Das jährliche Bruttogehalt wird im Allgemeinen monatlich gezahlt, in dreizehn
Monatsbeträgen (einschließlich des Weihnachtsgeldes), doch je nach Vertrag
kann das jährliche Gehalt auch in 14 oder sogar 15 Monatsbeträgen (für
außerordentliche Benefits) gezahlt werden. Urlaub und Freistunden können
zwischen 20 und 33 Tagen variieren.

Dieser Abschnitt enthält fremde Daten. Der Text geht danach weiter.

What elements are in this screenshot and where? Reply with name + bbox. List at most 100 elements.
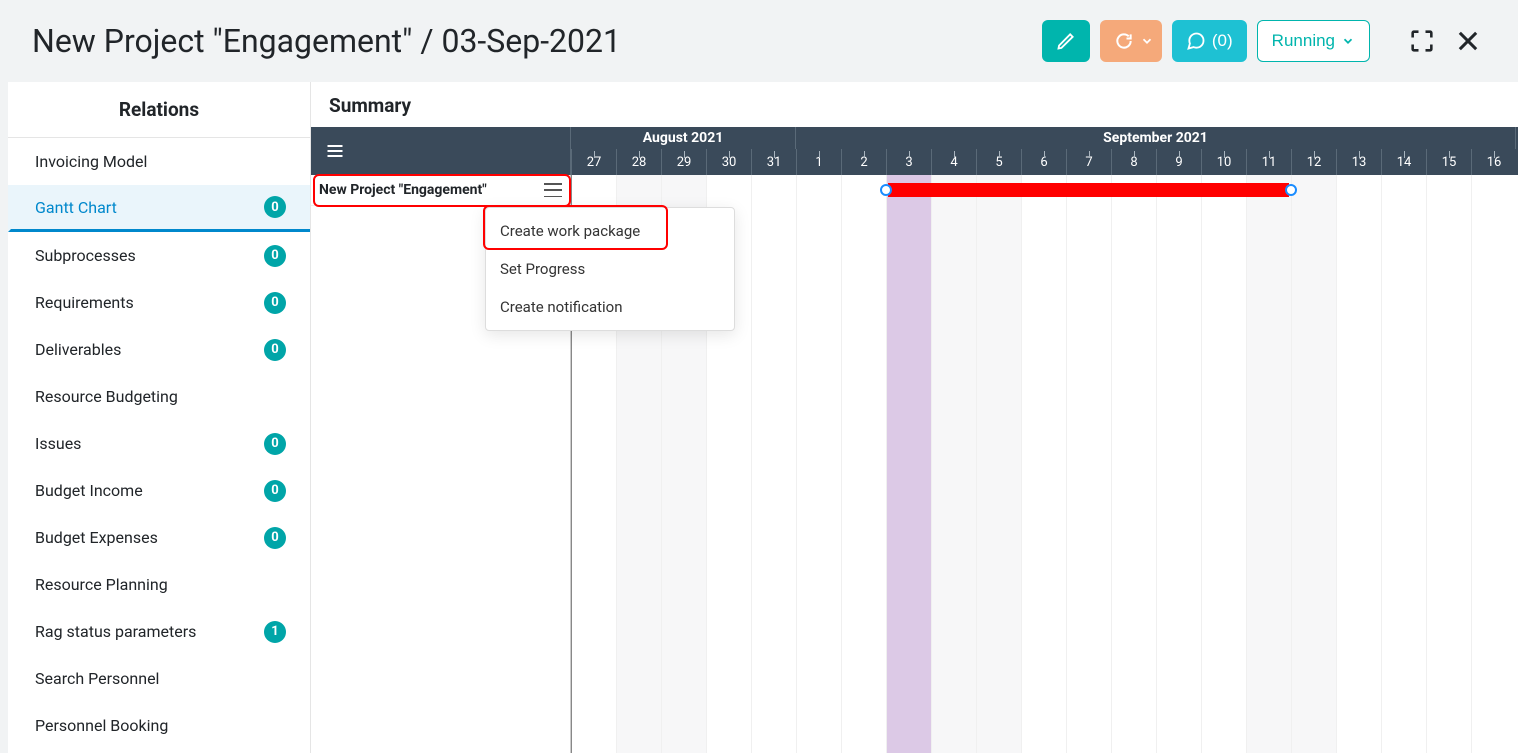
context-menu-item[interactable]: Create work package [486, 212, 734, 250]
task-row[interactable]: New Project "Engagement" [311, 175, 570, 206]
main-panel: Summary August 2021September 2021 272829… [311, 82, 1518, 753]
page-title: New Project "Engagement" / 03-Sep-2021 [32, 22, 621, 60]
bar-fill [888, 183, 1289, 197]
sidebar-item-label: Subprocesses [35, 246, 136, 265]
day-header-cell: 12 [1291, 149, 1336, 175]
comment-icon [1186, 31, 1206, 51]
status-label: Running [1272, 31, 1335, 51]
count-badge: 0 [264, 339, 286, 361]
sidebar-item-label: Resource Planning [35, 575, 168, 594]
sidebar-item-label: Gantt Chart [35, 198, 117, 217]
sidebar-item-label: Requirements [35, 293, 134, 312]
day-header-cell: 15 [1426, 149, 1471, 175]
sidebar-item[interactable]: Search Personnel [8, 655, 310, 702]
header-actions: (0) Running [1042, 20, 1486, 62]
fullscreen-icon [1408, 27, 1436, 55]
content-area: Relations Invoicing ModelGantt Chart0Sub… [0, 82, 1518, 753]
sidebar-item[interactable]: Budget Income 0 [8, 467, 310, 514]
fullscreen-button[interactable] [1404, 23, 1440, 59]
sidebar-nav-list: Invoicing Model Gantt Chart 0 Subprocesses 0… [8, 138, 310, 749]
sidebar-item-label: Resource Budgeting [35, 387, 178, 406]
task-menu-icon[interactable] [544, 183, 562, 197]
sidebar-item-label: Budget Expenses [35, 528, 158, 547]
day-header-cell: 1 [796, 149, 841, 175]
timeline-column [1381, 175, 1426, 753]
refresh-dropdown-button[interactable] [1100, 20, 1162, 62]
sidebar-item[interactable]: Gantt Chart 0 [8, 185, 310, 232]
timeline-column [1201, 175, 1246, 753]
count-badge: 0 [264, 245, 286, 267]
month-header-cell: August 2021 [571, 127, 796, 149]
day-header-cell: 16 [1471, 149, 1516, 175]
timeline-column [976, 175, 1021, 753]
sidebar-item[interactable]: Resource Budgeting [8, 373, 310, 420]
sidebar-item[interactable]: Invoicing Model [8, 138, 310, 185]
relations-sidebar: Relations Invoicing ModelGantt Chart0Sub… [8, 82, 311, 753]
close-button[interactable] [1450, 23, 1486, 59]
sidebar-item-label: Rag status parameters [35, 622, 196, 641]
task-name: New Project "Engagement" [319, 182, 487, 198]
sidebar-item[interactable]: Deliverables 0 [8, 326, 310, 373]
context-menu-item[interactable]: Set Progress [486, 250, 734, 288]
comments-count: (0) [1212, 31, 1233, 51]
day-header-cell: 3 [886, 149, 931, 175]
task-context-menu: Create work packageSet ProgressCreate no… [485, 207, 735, 331]
timeline-column [1111, 175, 1156, 753]
pencil-icon [1056, 31, 1076, 51]
refresh-icon [1114, 31, 1134, 51]
sidebar-title: Relations [8, 82, 310, 138]
timeline-column [1336, 175, 1381, 753]
bar-start-handle[interactable] [880, 184, 892, 196]
menu-icon[interactable] [323, 141, 347, 161]
sidebar-item[interactable]: Rag status parameters 1 [8, 608, 310, 655]
day-header-cell: 5 [976, 149, 1021, 175]
chevron-down-icon [1341, 34, 1355, 48]
comments-button[interactable]: (0) [1172, 20, 1247, 62]
day-header-cell: 14 [1381, 149, 1426, 175]
day-header-cell: 11 [1246, 149, 1291, 175]
sidebar-item[interactable]: Issues0 [8, 420, 310, 467]
sidebar-item-label: Budget Income [35, 481, 143, 500]
day-header-cell: 9 [1156, 149, 1201, 175]
timeline-column [1021, 175, 1066, 753]
gantt-bar-track [571, 175, 1518, 206]
day-header-cell: 4 [931, 149, 976, 175]
edit-button[interactable] [1042, 20, 1090, 62]
sidebar-item[interactable]: Resource Planning [8, 561, 310, 608]
timeline-column [1426, 175, 1471, 753]
gantt-chart: August 2021September 2021 27282930311234… [311, 127, 1518, 753]
day-header-cell: 30 [706, 149, 751, 175]
main-section-title: Summary [311, 82, 1518, 127]
count-badge: 0 [264, 196, 286, 218]
status-dropdown-button[interactable]: Running [1257, 20, 1370, 62]
count-badge: 1 [264, 621, 286, 643]
timeline-column [1156, 175, 1201, 753]
sidebar-item-label: Personnel Booking [35, 716, 168, 735]
chevron-down-icon [1140, 34, 1154, 48]
sidebar-item[interactable]: Subprocesses 0 [8, 232, 310, 279]
context-menu-item[interactable]: Create notification [486, 288, 734, 326]
day-header-cell: 13 [1336, 149, 1381, 175]
sidebar-item-label: Invoicing Model [35, 152, 147, 171]
timeline-column [931, 175, 976, 753]
page-header: New Project "Engagement" / 03-Sep-2021 (… [0, 0, 1518, 82]
timeline-column [1291, 175, 1336, 753]
day-header-cell: 10 [1201, 149, 1246, 175]
day-header-cell: 7 [1066, 149, 1111, 175]
day-header-cell: 28 [616, 149, 661, 175]
gantt-task-bar[interactable] [888, 181, 1289, 199]
day-header-cell: 31 [751, 149, 796, 175]
sidebar-item-label: Search Personnel [35, 669, 159, 688]
sidebar-item[interactable]: Personnel Booking [8, 702, 310, 749]
gantt-left-header [311, 127, 571, 175]
day-header-cell: 6 [1021, 149, 1066, 175]
timeline-column [886, 175, 931, 753]
count-badge: 0 [264, 480, 286, 502]
sidebar-item-label: Deliverables [35, 340, 121, 359]
gantt-header: August 2021September 2021 27282930311234… [311, 127, 1518, 175]
sidebar-item[interactable]: Requirements 0 [8, 279, 310, 326]
sidebar-item[interactable]: Budget Expenses0 [8, 514, 310, 561]
count-badge: 0 [264, 292, 286, 314]
bar-end-handle[interactable] [1285, 184, 1297, 196]
count-badge: 0 [264, 433, 286, 455]
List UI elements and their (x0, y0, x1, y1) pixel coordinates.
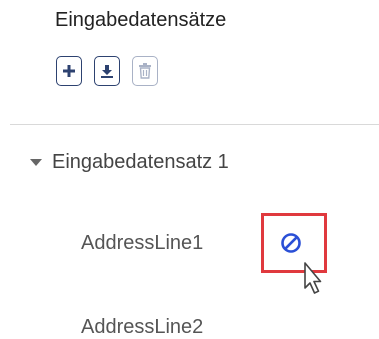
divider (10, 124, 379, 125)
download-icon (101, 65, 113, 78)
mouse-cursor-icon (304, 262, 322, 294)
ban-icon (281, 233, 301, 253)
exclude-button[interactable] (279, 231, 303, 255)
plus-icon (63, 65, 75, 77)
download-dataset-button[interactable] (94, 56, 120, 86)
delete-dataset-button[interactable] (132, 56, 158, 86)
caret-down-icon[interactable] (30, 159, 42, 166)
tree-item-addressline1[interactable]: AddressLine1 (81, 232, 203, 255)
tree-group-dataset-1[interactable]: Eingabedatensatz 1 (30, 151, 229, 174)
input-datasets-panel: Eingabedatensätze Eingabedatensatz 1 Add… (0, 0, 379, 339)
dataset-toolbar (56, 56, 158, 86)
add-dataset-button[interactable] (56, 56, 82, 86)
section-title: Eingabedatensätze (55, 9, 227, 31)
tree-group-label: Eingabedatensatz 1 (52, 151, 229, 173)
tree-item-addressline2[interactable]: AddressLine2 (81, 316, 203, 339)
trash-icon (139, 63, 151, 79)
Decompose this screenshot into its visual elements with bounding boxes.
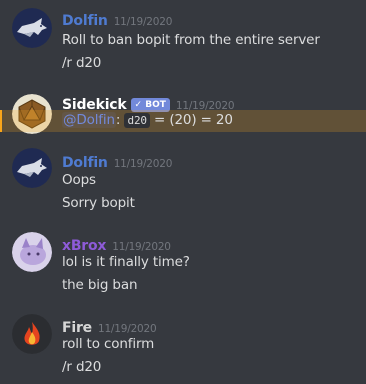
inline-code: d20 — [124, 113, 150, 128]
message-text: @Dolfin: d20 = (20) = 20 — [62, 112, 233, 128]
mention-bar — [0, 110, 2, 132]
username[interactable]: xBrox — [62, 238, 106, 254]
avatar[interactable] — [12, 314, 52, 354]
message-text: Sorry bopit — [62, 195, 135, 211]
message-text: /r d20 — [62, 55, 102, 71]
user-mention[interactable]: @Dolfin — [62, 112, 116, 128]
message-text: roll to confirm — [62, 336, 155, 352]
message-text: lol is it finally time? — [62, 254, 190, 270]
username[interactable]: Dolfin — [62, 155, 108, 171]
avatar[interactable] — [12, 148, 52, 188]
message-text: Roll to ban bopit from the entire server — [62, 32, 320, 48]
username[interactable]: Fire — [62, 320, 92, 336]
message-text: /r d20 — [62, 359, 102, 375]
timestamp: 11/19/2020 — [97, 323, 157, 335]
purple-creature-avatar-icon — [12, 232, 52, 272]
username[interactable]: Dolfin — [62, 13, 108, 29]
dolphin-avatar-icon — [12, 8, 52, 48]
timestamp: 11/19/2020 — [113, 16, 173, 28]
message-text: the big ban — [62, 277, 138, 293]
avatar[interactable] — [12, 8, 52, 48]
dolphin-avatar-icon — [12, 148, 52, 188]
fire-avatar-icon — [12, 314, 52, 354]
timestamp: 11/19/2020 — [112, 241, 171, 253]
message-text: Oops — [62, 172, 96, 188]
roll-result: = (20) = 20 — [149, 112, 233, 128]
timestamp: 11/19/2020 — [113, 158, 173, 170]
avatar[interactable] — [12, 232, 52, 272]
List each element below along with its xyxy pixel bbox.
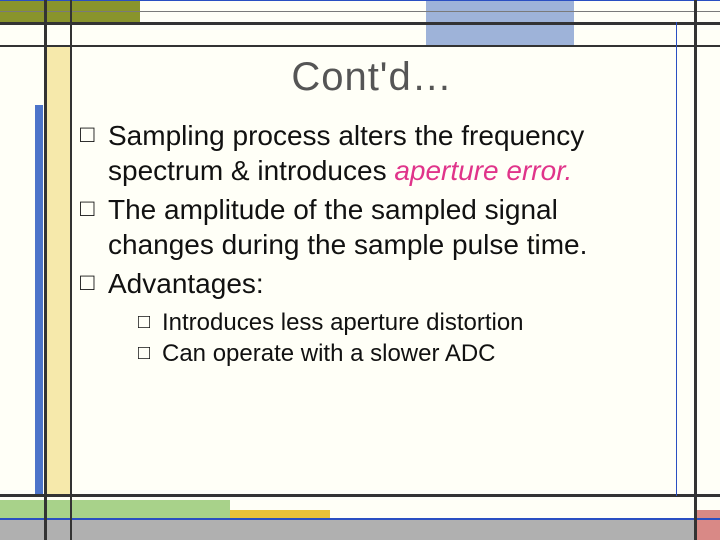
deco-block: [0, 500, 230, 518]
deco-line: [0, 494, 720, 497]
deco-line: [0, 0, 720, 1]
deco-line: [0, 11, 720, 12]
bullet-item: Sampling process alters the frequency sp…: [80, 118, 664, 188]
sub-bullet-list: Introduces less aperture distortion Can …: [108, 307, 664, 369]
bullet-text: Advantages:: [108, 268, 264, 299]
deco-block: [0, 520, 720, 540]
deco-block: [35, 105, 43, 497]
bullet-item: Advantages: Introduces less aperture dis…: [80, 266, 664, 369]
sub-bullet-text: Can operate with a slower ADC: [162, 340, 496, 367]
deco-line: [694, 0, 697, 540]
deco-line: [0, 518, 720, 520]
emphasis-text: aperture error.: [394, 155, 572, 186]
bullet-text: The amplitude of the sampled signal chan…: [108, 194, 587, 260]
deco-line: [44, 0, 47, 540]
bullet-list: Sampling process alters the frequency sp…: [72, 118, 672, 369]
deco-block: [695, 510, 720, 540]
slide: Cont'd… Sampling process alters the freq…: [0, 0, 720, 540]
bullet-item: The amplitude of the sampled signal chan…: [80, 192, 664, 262]
sub-bullet-item: Can operate with a slower ADC: [138, 338, 664, 369]
slide-title: Cont'd…: [72, 55, 672, 100]
deco-block: [46, 46, 70, 494]
deco-line: [676, 22, 677, 496]
sub-bullet-text: Introduces less aperture distortion: [162, 309, 524, 336]
sub-bullet-item: Introduces less aperture distortion: [138, 307, 664, 338]
deco-block: [230, 510, 330, 518]
content-area: Cont'd… Sampling process alters the freq…: [72, 45, 672, 490]
deco-line: [0, 22, 720, 25]
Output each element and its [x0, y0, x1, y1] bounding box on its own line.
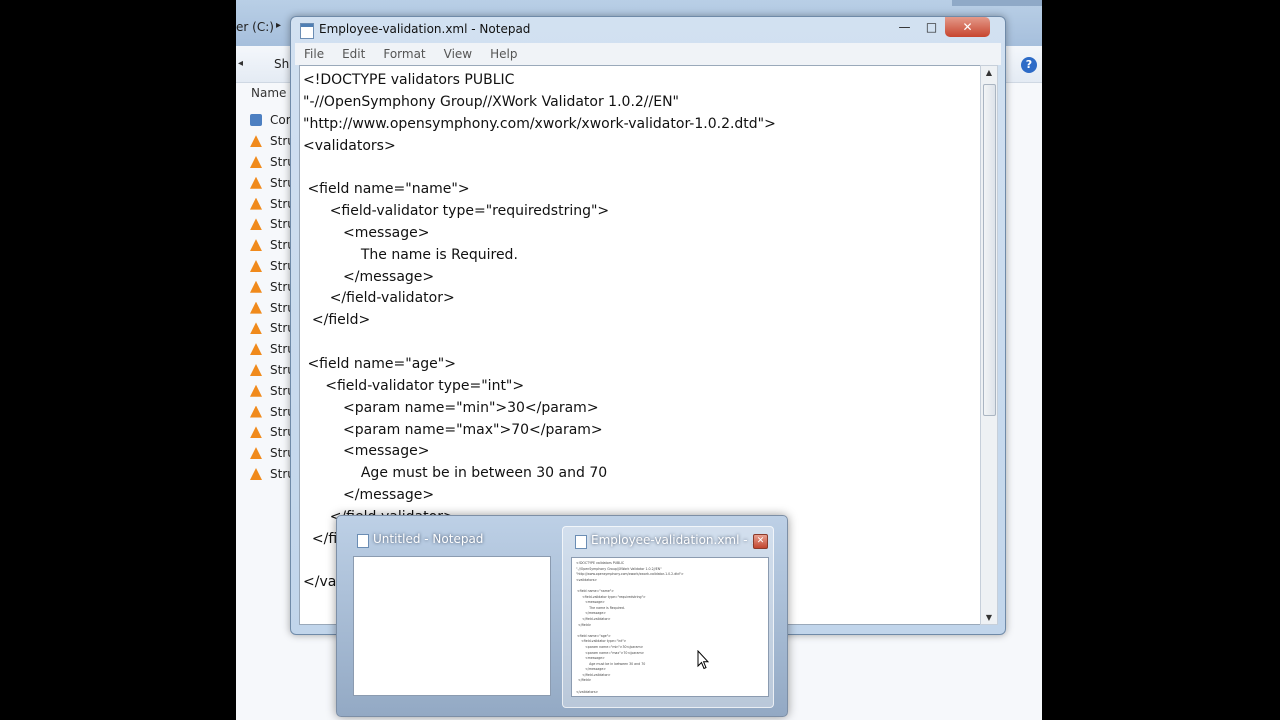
vlc-cone-icon [250, 426, 262, 439]
name-column-header[interactable]: Name [251, 86, 286, 100]
menu-edit[interactable]: Edit [333, 43, 374, 65]
thumbnail-title: Employee-validation.xml - ... [591, 533, 763, 547]
list-item[interactable]: Stru [250, 152, 295, 173]
editor-line[interactable]: <field-validator type="int"> [303, 376, 776, 398]
vlc-cone-icon [250, 405, 262, 418]
menu-view[interactable]: View [435, 43, 481, 65]
editor-line[interactable]: <!DOCTYPE validators PUBLIC [303, 70, 776, 92]
menu-format[interactable]: Format [374, 43, 434, 65]
vlc-cone-icon [250, 384, 262, 397]
close-button[interactable]: ✕ [945, 17, 990, 37]
scrollbar-thumb[interactable] [983, 84, 996, 416]
menu-bar: File Edit Format View Help [295, 43, 1001, 65]
vlc-cone-icon [250, 176, 262, 189]
editor-line[interactable]: </field-validator> [303, 288, 776, 310]
vlc-cone-icon [250, 343, 262, 356]
list-item[interactable]: Stru [250, 276, 295, 297]
editor-line[interactable]: <param name="max">70</param> [303, 420, 776, 442]
list-item[interactable]: Stru [250, 297, 295, 318]
vlc-cone-icon [250, 155, 262, 168]
list-item[interactable]: Stru [250, 256, 295, 277]
scroll-down-arrow-icon[interactable]: ▼ [981, 613, 997, 622]
editor-line[interactable]: "http://www.opensymphony.com/xwork/xwork… [303, 114, 776, 136]
editor-line[interactable]: <param name="min">30</param> [303, 398, 776, 420]
notepad-app-icon[interactable] [300, 23, 314, 39]
address-chevron-icon[interactable]: ▸ [276, 20, 281, 31]
editor-line[interactable]: Age must be in between 30 and 70 [303, 463, 776, 485]
editor-line[interactable]: <validators> [303, 136, 776, 158]
list-item[interactable]: Stru [250, 464, 295, 485]
editor-line[interactable]: </message> [303, 485, 776, 507]
vlc-cone-icon [250, 259, 262, 272]
vlc-cone-icon [250, 218, 262, 231]
vlc-cone-icon [250, 197, 262, 210]
notepad-icon [575, 535, 587, 549]
list-item[interactable]: Cor [250, 110, 295, 131]
thumbnail-close-icon[interactable]: ✕ [753, 534, 768, 549]
explorer-window-buttons[interactable] [952, 0, 1042, 6]
window-controls: — □ ✕ [891, 17, 990, 37]
mouse-cursor-icon [697, 650, 709, 670]
vlc-cone-icon [250, 280, 262, 293]
vertical-scrollbar[interactable]: ▲ ▼ [980, 65, 998, 625]
scroll-up-arrow-icon[interactable]: ▲ [981, 68, 997, 77]
thumbnail-untitled-notepad[interactable]: Untitled - Notepad [345, 526, 555, 706]
list-item[interactable]: Stru [250, 422, 295, 443]
thumbnail-preview[interactable] [353, 556, 551, 696]
vlc-cone-icon [250, 135, 262, 148]
word-doc-icon [250, 114, 262, 127]
editor-line[interactable]: <field name="age"> [303, 354, 776, 376]
list-item[interactable]: Stru [250, 339, 295, 360]
editor-line[interactable]: The name is Required. [303, 245, 776, 267]
vlc-cone-icon [250, 363, 262, 376]
list-item[interactable]: Stru [250, 443, 295, 464]
list-item[interactable]: Stru [250, 235, 295, 256]
editor-line[interactable] [303, 332, 776, 354]
file-list: Cor Stru Stru Stru Stru Stru Stru Stru S… [250, 110, 295, 484]
editor-line[interactable]: <message> [303, 223, 776, 245]
menu-help[interactable]: Help [481, 43, 526, 65]
toolbar-chevron-icon[interactable]: ◂ [238, 58, 243, 69]
taskbar-thumbnail-popup: Untitled - Notepad Employee-validation.x… [336, 515, 788, 717]
explorer-address-path[interactable]: er (C:) [236, 20, 274, 34]
desktop-screen: er (C:) ▸ ◂ Sha ? Name Cor Stru Stru Str… [236, 0, 1042, 720]
thumbnail-preview[interactable]: <!DOCTYPE validators PUBLIC "-//OpenSymp… [571, 557, 769, 697]
notepad-title-bar[interactable]: Employee-validation.xml - Notepad — □ ✕ [291, 17, 1005, 43]
list-item[interactable]: Stru [250, 131, 295, 152]
maximize-button[interactable]: □ [918, 17, 945, 37]
thumbnail-title: Untitled - Notepad [373, 532, 484, 546]
list-item[interactable]: Stru [250, 401, 295, 422]
list-item[interactable]: Stru [250, 360, 295, 381]
notepad-icon [357, 534, 369, 548]
list-item[interactable]: Stru [250, 380, 295, 401]
list-item[interactable]: Stru [250, 193, 295, 214]
list-item[interactable]: Stru [250, 214, 295, 235]
thumbnail-preview-text: <!DOCTYPE validators PUBLIC "-//OpenSymp… [576, 561, 684, 694]
editor-line[interactable] [303, 157, 776, 179]
list-item[interactable]: Stru [250, 318, 295, 339]
editor-line[interactable]: <field-validator type="requiredstring"> [303, 201, 776, 223]
editor-line[interactable]: <field name="name"> [303, 179, 776, 201]
minimize-button[interactable]: — [891, 17, 918, 37]
editor-line[interactable]: </message> [303, 267, 776, 289]
file-name: Cor [270, 113, 291, 128]
window-title: Employee-validation.xml - Notepad [319, 22, 531, 36]
list-item[interactable]: Stru [250, 172, 295, 193]
vlc-cone-icon [250, 239, 262, 252]
menu-file[interactable]: File [295, 43, 333, 65]
editor-line[interactable]: </field> [303, 310, 776, 332]
thumbnail-employee-validation[interactable]: Employee-validation.xml - ... ✕ <!DOCTYP… [562, 526, 774, 708]
vlc-cone-icon [250, 467, 262, 480]
vlc-cone-icon [250, 447, 262, 460]
help-icon[interactable]: ? [1021, 57, 1037, 73]
vlc-cone-icon [250, 301, 262, 314]
editor-line[interactable]: <message> [303, 441, 776, 463]
editor-line[interactable]: "-//OpenSymphony Group//XWork Validator … [303, 92, 776, 114]
vlc-cone-icon [250, 322, 262, 335]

Die Probezeit dauert drei Monate,
die Parteien können jedoch auch einen kürzeren Zeitraum vereinbaren.
Beiträge
Die Beiträge für INPS (staatliche Sozialversicherungsanstalt)
und INAIL (staatliches Arbeiterunfall-Versicherungsinstitut) sind Pflichtbeiträge,
und der Arbeitgeber muss für jeden neuen Beschäftigten eine INPS- und
INAIL-Nummer beantragen. Die Steuern werden teilweise vom Arbeitgeber
(30%) und teilweise vom Arbeitnehmer (9%) entrichtet.
Arbeitsgenehmigungen
Staatsbürger aus Nicht-EU-Ländern müssen das Visum
für Arbeitszwecke und Aufenthaltsgenehmigungen beantragen, während EU-Staatsbürger
ohne Arbeitsgenehmigung in Italien arbeiten können.